Zhu Ting, Fang Li-yan, Xie Xin
The National Center for Drug Screening, Chinese Academy of Sciences, Shanghai 201203, China.
Acta Pharmacol Sin. 2008 Apr;29(4):507-16. doi: 10.1111/j.1745-7254.2008.00775.x.
To develop a universal high-throughput screening assay based on Galpha15/16- mediated calcium mobilization for the identification of novel modulators of Gprotein- coupled receptors (GPCR).
In the present study, CHO-K1 or HEK293 cells were co-transfected with plasmids encoding promiscuous G-protein Galpha15/16 and various receptors originally coupled to Galphas, Galphai, or Galphaq pathways. Intracellular calcium change was monitored with fluorescent dye Fluo-4.
We found out for all the receptors tested, Galpha15/16 could shift the receptorso coupling to the calcium mobilization pathway, and the EC50 values of the ligands generated with this method were comparable with reported values that were obtained using traditional methods. This assay was validated and optimized with the zeta-opioid receptor, which originally coupled to Galphai and was recently found to play important roles in neurodegenerative and autoimmune diseases. A largescale screening of 48 000 compounds was performed based on this system. Several new modulators were identified and confirmed with the traditional GTPgammaS binding assay.

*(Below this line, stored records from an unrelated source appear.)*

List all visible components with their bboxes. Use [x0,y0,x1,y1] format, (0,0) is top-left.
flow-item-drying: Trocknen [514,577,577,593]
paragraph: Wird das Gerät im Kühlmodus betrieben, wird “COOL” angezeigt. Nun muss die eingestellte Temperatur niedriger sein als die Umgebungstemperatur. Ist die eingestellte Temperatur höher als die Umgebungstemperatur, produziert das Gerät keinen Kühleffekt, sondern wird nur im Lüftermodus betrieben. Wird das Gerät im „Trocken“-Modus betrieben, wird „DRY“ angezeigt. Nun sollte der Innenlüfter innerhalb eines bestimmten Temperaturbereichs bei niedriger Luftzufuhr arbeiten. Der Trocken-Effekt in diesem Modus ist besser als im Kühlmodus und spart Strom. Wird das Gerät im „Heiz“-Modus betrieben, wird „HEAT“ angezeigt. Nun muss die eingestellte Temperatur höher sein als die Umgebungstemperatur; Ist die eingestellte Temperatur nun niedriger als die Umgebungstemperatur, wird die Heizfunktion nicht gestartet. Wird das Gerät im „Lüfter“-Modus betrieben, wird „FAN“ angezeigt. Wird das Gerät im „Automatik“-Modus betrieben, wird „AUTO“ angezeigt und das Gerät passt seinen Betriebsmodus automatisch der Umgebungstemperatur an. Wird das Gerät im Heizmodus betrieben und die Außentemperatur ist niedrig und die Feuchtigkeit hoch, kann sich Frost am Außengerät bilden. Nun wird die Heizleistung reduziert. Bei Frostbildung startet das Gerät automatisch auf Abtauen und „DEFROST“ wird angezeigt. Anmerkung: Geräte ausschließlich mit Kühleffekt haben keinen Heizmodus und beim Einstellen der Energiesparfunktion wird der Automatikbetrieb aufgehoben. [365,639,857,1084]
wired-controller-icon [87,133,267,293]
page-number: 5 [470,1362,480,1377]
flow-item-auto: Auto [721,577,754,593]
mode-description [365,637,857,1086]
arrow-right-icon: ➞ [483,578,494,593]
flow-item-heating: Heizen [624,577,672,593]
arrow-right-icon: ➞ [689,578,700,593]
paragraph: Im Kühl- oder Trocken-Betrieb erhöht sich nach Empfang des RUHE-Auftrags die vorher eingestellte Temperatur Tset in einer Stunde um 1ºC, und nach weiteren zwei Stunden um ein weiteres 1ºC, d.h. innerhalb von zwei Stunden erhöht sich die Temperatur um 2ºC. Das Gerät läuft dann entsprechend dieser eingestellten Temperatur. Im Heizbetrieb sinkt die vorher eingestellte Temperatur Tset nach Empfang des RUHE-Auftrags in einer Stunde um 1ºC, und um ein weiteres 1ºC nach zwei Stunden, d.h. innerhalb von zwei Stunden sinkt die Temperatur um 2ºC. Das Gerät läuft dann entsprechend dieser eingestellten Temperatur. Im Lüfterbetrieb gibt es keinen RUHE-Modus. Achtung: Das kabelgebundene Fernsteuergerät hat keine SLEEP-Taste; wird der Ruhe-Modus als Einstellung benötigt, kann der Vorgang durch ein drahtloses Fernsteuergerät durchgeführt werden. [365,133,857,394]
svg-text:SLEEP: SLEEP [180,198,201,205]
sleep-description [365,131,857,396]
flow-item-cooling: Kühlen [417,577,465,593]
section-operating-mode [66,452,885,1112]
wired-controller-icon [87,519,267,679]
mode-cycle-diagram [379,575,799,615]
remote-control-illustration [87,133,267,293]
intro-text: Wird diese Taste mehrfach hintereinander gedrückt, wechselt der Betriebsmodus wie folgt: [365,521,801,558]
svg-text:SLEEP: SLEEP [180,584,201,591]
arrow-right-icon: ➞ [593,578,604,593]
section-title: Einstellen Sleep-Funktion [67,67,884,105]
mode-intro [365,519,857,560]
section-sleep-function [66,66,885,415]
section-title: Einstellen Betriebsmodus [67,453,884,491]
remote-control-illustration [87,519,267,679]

This cell-based calcium assay was proved to be robust and easy to automate, and could be used as a universal method in searching for GPCR modulators.

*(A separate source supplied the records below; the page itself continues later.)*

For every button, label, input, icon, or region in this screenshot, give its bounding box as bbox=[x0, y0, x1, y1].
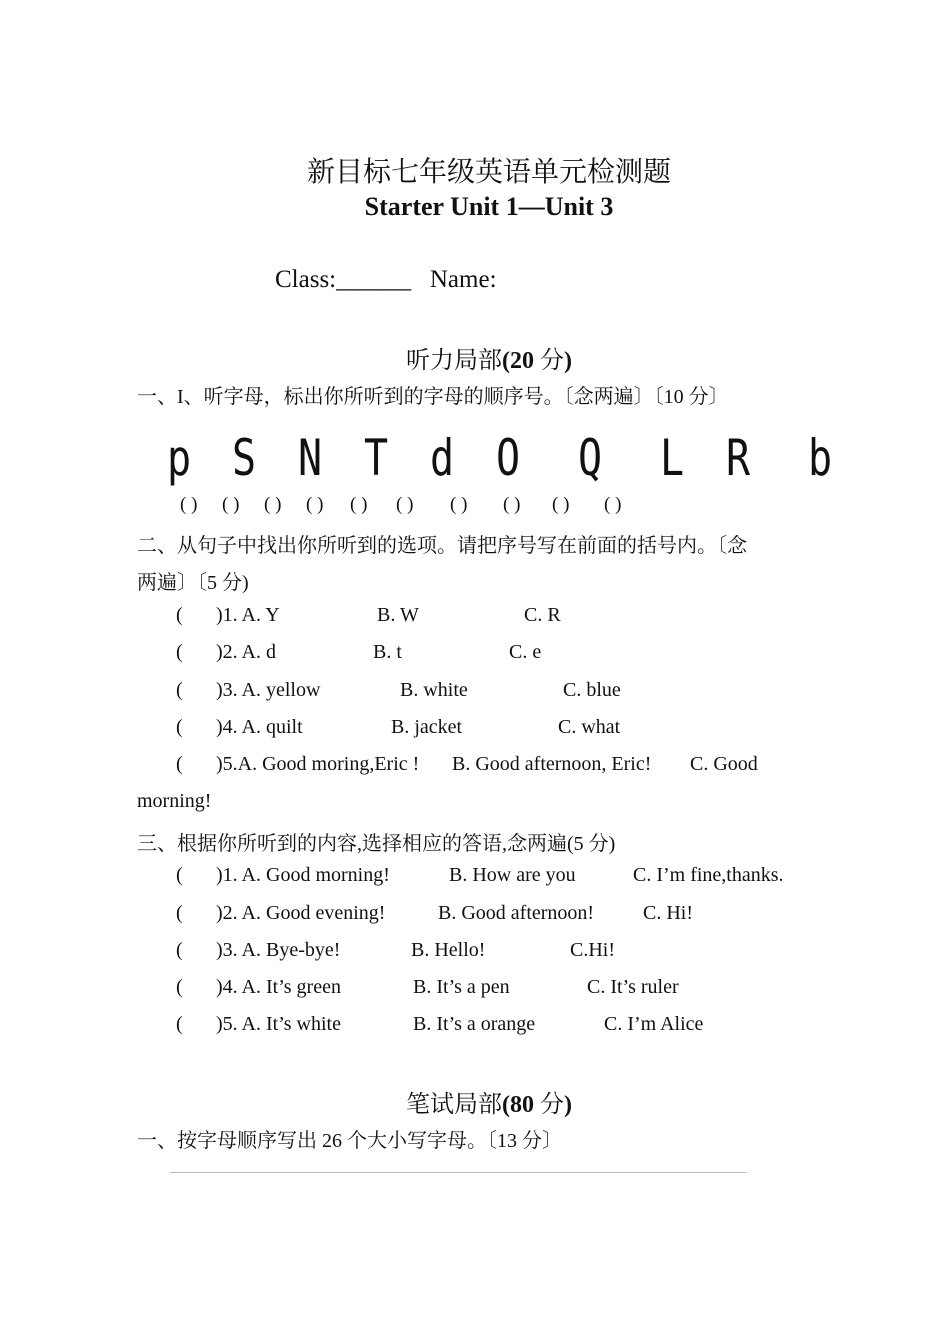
letter-1: p bbox=[167, 430, 192, 488]
option-b: B. W bbox=[377, 604, 419, 626]
writing-header-cn: 笔试局部 bbox=[406, 1092, 502, 1118]
class-label: Class:______ bbox=[275, 266, 412, 293]
answer-blank[interactable]: ( ) bbox=[503, 494, 521, 515]
listening-header-close: ) bbox=[564, 348, 572, 374]
listening-header bbox=[0, 340, 950, 375]
option-c: C. Hi! bbox=[643, 902, 693, 924]
name-label: Name: bbox=[429, 266, 497, 293]
answer-blank[interactable]: ( ) bbox=[396, 494, 414, 515]
letter-7: Q bbox=[578, 430, 603, 488]
writing-header-unit: 分 bbox=[540, 1092, 564, 1118]
writing-part1-prompt: 一、按字母顺序写出 26 个大小写字母。〔13 分〕 bbox=[137, 1130, 562, 1152]
option-a: )5. A. It’s white bbox=[216, 1013, 341, 1035]
answer-paren[interactable]: ( bbox=[176, 753, 183, 775]
listening-part2-prompt-line1: 二、从句子中找出你所听到的选项。请把序号写在前面的括号内。〔念 bbox=[137, 535, 747, 557]
answer-paren[interactable]: ( bbox=[176, 1013, 183, 1035]
letter-row bbox=[160, 430, 840, 488]
listening-part3-prompt: 三、根据你所听到的内容,选择相应的答语,念两遍(5 分) bbox=[137, 833, 616, 855]
option-a: )4. A. quilt bbox=[216, 716, 303, 738]
answer-blank[interactable]: ( ) bbox=[450, 494, 468, 515]
option-b: B. It’s a orange bbox=[413, 1013, 536, 1035]
letter-6: O bbox=[496, 430, 521, 488]
title-english: Starter Unit 1—Unit 3 bbox=[364, 192, 614, 221]
answer-blank[interactable]: ( ) bbox=[350, 494, 368, 515]
option-a: )5.A. Good moring,Eric ! bbox=[216, 753, 420, 775]
writing-header-score: (80 bbox=[502, 1092, 534, 1118]
letter-3: N bbox=[298, 430, 323, 488]
option-b: B. white bbox=[400, 679, 468, 701]
answer-paren[interactable]: ( bbox=[176, 902, 183, 924]
writing-header-close: ) bbox=[564, 1092, 572, 1118]
listening-header-cn: 听力局部 bbox=[406, 348, 502, 374]
answer-paren[interactable]: ( bbox=[176, 976, 183, 998]
option-c: C. It’s ruler bbox=[587, 976, 679, 998]
question-row bbox=[0, 976, 950, 1004]
letter-4: T bbox=[364, 430, 389, 488]
option-c: C. R bbox=[524, 604, 561, 626]
letter-8: L bbox=[660, 430, 685, 488]
option-a: )3. A. yellow bbox=[216, 679, 321, 701]
answer-paren[interactable]: ( bbox=[176, 939, 183, 961]
answer-paren-row bbox=[0, 494, 950, 520]
listening-header-unit: 分 bbox=[540, 348, 564, 374]
answer-blank[interactable]: ( ) bbox=[222, 494, 240, 515]
option-b: B. jacket bbox=[391, 716, 463, 738]
option-wrap: morning! bbox=[137, 790, 212, 812]
letter-9: R bbox=[726, 430, 751, 488]
question-row bbox=[0, 939, 950, 967]
answer-blank[interactable]: ( ) bbox=[604, 494, 622, 515]
option-a: )1. A. Good morning! bbox=[216, 864, 390, 886]
question-row bbox=[0, 604, 950, 632]
answer-blank[interactable]: ( ) bbox=[180, 494, 198, 515]
question-row bbox=[0, 716, 950, 744]
class-name-line bbox=[275, 266, 497, 294]
option-a: )3. A. Bye-bye! bbox=[216, 939, 341, 961]
answer-blank[interactable]: ( ) bbox=[264, 494, 282, 515]
option-a: )2. A. d bbox=[216, 641, 276, 663]
question-row bbox=[0, 1013, 950, 1041]
answer-paren[interactable]: ( bbox=[176, 641, 183, 663]
answer-paren[interactable]: ( bbox=[176, 716, 183, 738]
option-b: B. Good afternoon! bbox=[438, 902, 595, 924]
writing-line bbox=[170, 1172, 747, 1173]
option-b: B. How are you bbox=[449, 864, 576, 886]
option-a: )4. A. It’s green bbox=[216, 976, 341, 998]
answer-blank[interactable]: ( ) bbox=[306, 494, 324, 515]
option-c: C.Hi! bbox=[570, 939, 615, 961]
answer-blank[interactable]: ( ) bbox=[552, 494, 570, 515]
listening-part2-prompt-line2: 两遍〕〔5 分) bbox=[137, 572, 249, 594]
letter-5: d bbox=[430, 430, 455, 488]
option-b: B. t bbox=[373, 641, 402, 663]
option-b: B. Hello! bbox=[411, 939, 486, 961]
letter-2: S bbox=[232, 430, 257, 488]
option-c: C. I’m Alice bbox=[604, 1013, 704, 1035]
letter-10: b bbox=[808, 430, 833, 488]
option-b: B. It’s a pen bbox=[413, 976, 510, 998]
title-chinese: 新目标七年级英语单元检测题 bbox=[306, 157, 671, 188]
question-row bbox=[0, 902, 950, 930]
option-c: C. Good bbox=[690, 753, 758, 775]
question-row bbox=[0, 753, 950, 781]
option-c: C. what bbox=[558, 716, 621, 738]
question-row bbox=[0, 679, 950, 707]
question-row bbox=[0, 864, 950, 892]
listening-header-score: (20 bbox=[502, 348, 534, 374]
option-c: C. I’m fine,thanks. bbox=[633, 864, 784, 886]
option-b: B. Good afternoon, Eric! bbox=[452, 753, 652, 775]
question-row bbox=[0, 641, 950, 669]
listening-part1-prompt: 一、I、听字母，标出你所听到的字母的顺序号。〔念两遍〕〔10 分〕 bbox=[137, 386, 729, 408]
option-c: C. blue bbox=[563, 679, 621, 701]
option-a: )2. A. Good evening! bbox=[216, 902, 386, 924]
option-c: C. e bbox=[509, 641, 542, 663]
answer-paren[interactable]: ( bbox=[176, 864, 183, 886]
answer-paren[interactable]: ( bbox=[176, 604, 183, 626]
option-a: )1. A. Y bbox=[216, 604, 280, 626]
writing-header bbox=[0, 1084, 950, 1119]
answer-paren[interactable]: ( bbox=[176, 679, 183, 701]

开发一种基于Gα15/16介导的钙动员的通用高通量筛选测定法,用于鉴定G蛋白偶联受体(GPCR)的新型调节剂。
在本研究中,将编码通用G蛋白Gα15/16和最初与Gαs、Gαi或Gαq途径偶联的各种受体的质粒共转染到CHO-K1或HEK293细胞中。用荧光染料Fluo-4监测细胞内钙变化。
我们发现,对于所有测试的受体,Gα15/16可将受体偶联转移至钙动员途径,且用该方法产生的配体的半数有效浓度(EC50)值与使用传统方法获得的报道值相当。用ζ-阿片受体对该测定法进行了验证和优化,ζ-阿片受体最初与Gαi偶联,最近发现其在神经退行性疾病和自身免疫性疾病中起重要作用。基于该系统对48000种化合物进行了大规模筛选。通过传统的GTPγS结合测定法鉴定并确认了几种新的调节剂。
这种基于细胞的钙测定法被证明是可靠且易于自动化的,可作为寻找GPCR调节剂的通用方法。